The report, released late last week, found that "In federal and state prisons, people with symptoms of serious psychological distress were nine times more likely than those with no symptoms of mental illness to be assaulted by another inmate," according to a press release spurred by the report from Just Detention International.

"Jail inmates with symptoms of serious mental illness were five times as likely as those with no symptoms to report inmate-on-inmate abuse," the release said. Those statistics are all the more troubling, because a quarter of all jail inmates suffer from serious mental illness, according to the release.

"The fact that so many people with mental illnesses are being locked up is, in itself, profoundly disturbing," Lovisa Stannow, Just Detention's executive director, said in the release. "It’s simply unacceptable that, while behind bars, these inmates are subjected to horrific sexual abuse rather than getting the help they need."

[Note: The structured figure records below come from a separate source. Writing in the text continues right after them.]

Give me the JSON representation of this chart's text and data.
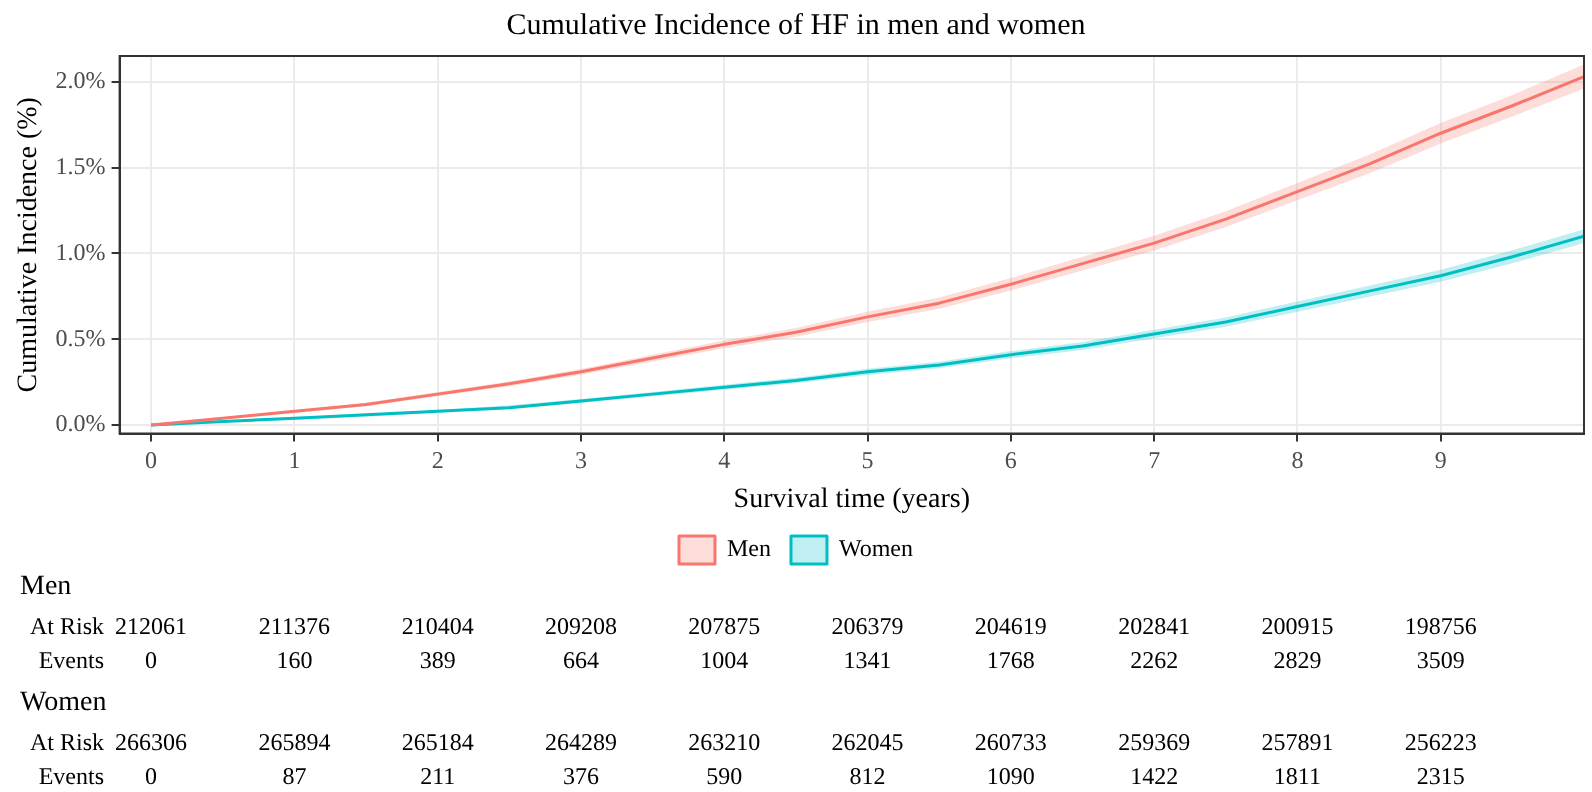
{
  "chart_data": {
    "type": "line",
    "title": "Cumulative Incidence of HF in men and women",
    "xlabel": "Survival time (years)",
    "ylabel": "Cumulative Incidence (%)",
    "xlim": [
      -0.22,
      10
    ],
    "xticks": [
      0,
      1,
      2,
      3,
      4,
      5,
      6,
      7,
      8,
      9
    ],
    "ylim": [
      -0.05,
      2.15
    ],
    "yticks": [
      {
        "value": 0,
        "label": "0.0%"
      },
      {
        "value": 0.5,
        "label": "0.5%"
      },
      {
        "value": 1,
        "label": "1.0%"
      },
      {
        "value": 1.5,
        "label": "1.5%"
      },
      {
        "value": 2,
        "label": "2.0%"
      }
    ],
    "grid": true,
    "legend": "bottom",
    "marker": "none",
    "line_style": "solid",
    "x": [
      0,
      0.5,
      1,
      1.5,
      2,
      2.5,
      3,
      3.5,
      4,
      4.5,
      5,
      5.5,
      6,
      6.5,
      7,
      7.5,
      8,
      8.5,
      9,
      9.5,
      10
    ],
    "series": [
      {
        "name": "Men",
        "color": "#f8766d",
        "values": [
          0,
          0.04,
          0.08,
          0.12,
          0.18,
          0.24,
          0.31,
          0.39,
          0.47,
          0.54,
          0.63,
          0.71,
          0.82,
          0.94,
          1.06,
          1.2,
          1.36,
          1.52,
          1.7,
          1.86,
          2.03
        ],
        "lower": [
          0,
          0.035,
          0.068,
          0.11,
          0.168,
          0.226,
          0.293,
          0.37,
          0.448,
          0.515,
          0.6,
          0.677,
          0.784,
          0.9,
          1.017,
          1.154,
          1.31,
          1.465,
          1.64,
          1.797,
          1.96
        ],
        "upper": [
          0,
          0.045,
          0.082,
          0.13,
          0.192,
          0.254,
          0.327,
          0.41,
          0.492,
          0.565,
          0.66,
          0.743,
          0.856,
          0.98,
          1.103,
          1.246,
          1.41,
          1.575,
          1.76,
          1.923,
          2.1
        ]
      },
      {
        "name": "Women",
        "color": "#00bfc4",
        "values": [
          0,
          0.02,
          0.04,
          0.06,
          0.08,
          0.1,
          0.14,
          0.18,
          0.22,
          0.26,
          0.31,
          0.35,
          0.41,
          0.46,
          0.53,
          0.6,
          0.69,
          0.78,
          0.87,
          0.98,
          1.1
        ],
        "lower": [
          0,
          0.012,
          0.03,
          0.048,
          0.072,
          0.095,
          0.128,
          0.167,
          0.205,
          0.244,
          0.292,
          0.331,
          0.389,
          0.437,
          0.505,
          0.573,
          0.66,
          0.748,
          0.835,
          0.942,
          1.06
        ],
        "upper": [
          0,
          0.018,
          0.04,
          0.062,
          0.088,
          0.115,
          0.152,
          0.193,
          0.235,
          0.276,
          0.328,
          0.369,
          0.431,
          0.483,
          0.555,
          0.627,
          0.72,
          0.812,
          0.905,
          1.018,
          1.14
        ]
      }
    ],
    "annotations": [
      "Men",
      "At Risk",
      "212061",
      "211376",
      "210404",
      "209208",
      "207875",
      "206379",
      "204619",
      "202841",
      "200915",
      "198756",
      "Events",
      "0",
      "160",
      "389",
      "664",
      "1004",
      "1341",
      "1768",
      "2262",
      "2829",
      "3509",
      "Women",
      "At Risk",
      "266306",
      "265894",
      "265184",
      "264289",
      "263210",
      "262045",
      "260733",
      "259369",
      "257891",
      "256223",
      "Events",
      "0",
      "87",
      "211",
      "376",
      "590",
      "812",
      "1090",
      "1422",
      "1811",
      "2315"
    ]
  }
}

Overall, the report found that 4 percent of inmates in prisons and 3.2 percent of inmates in jails reported being sexually abused. Allen Beck, Senior Statistical Advisor for the Bureau of Justice Statistics, told The Huffington Post in an email that "of the 1.4 million adults held in prison, an estimated 57,900 said they had been sexually victimized." Of the 720,000 adults in local jails, 22,700 said they had been sexually abused, according to Beck.

LGBT inmates also reported "very high" rates of abuse, Just Detention said.

"Among men and women who identify as not being straight, roughly one in eight prisoners (12.2 percent) and one in twelve jail inmates (8.5 percent) were sexually abused by another inmate; 5.4 percent of LGBT prisoners and 4.3 percent of LGBT jail inmates reported being victimized by staff," the release said.

Inmates were just as likely to be victimized by fellow inmates as by staff, the report found.

In state and federal prisoners, "2 percent reported an incident involving another inmate, while 2.4 percent reported being abused by facility staff. Among jail inmates, 1.6 percent reported being victimized by another inmate, compared with 1.8 percent reporting abuse by staff," the release said.

The report concluded that female inmates were significantly more likely than males to suffer abuse behind bars. "The rates of inmate-on-inmate abuse were four times higher in women’s institutions than in men’s institutions (6.9 percent versus 1.7 percent)," according to the press release.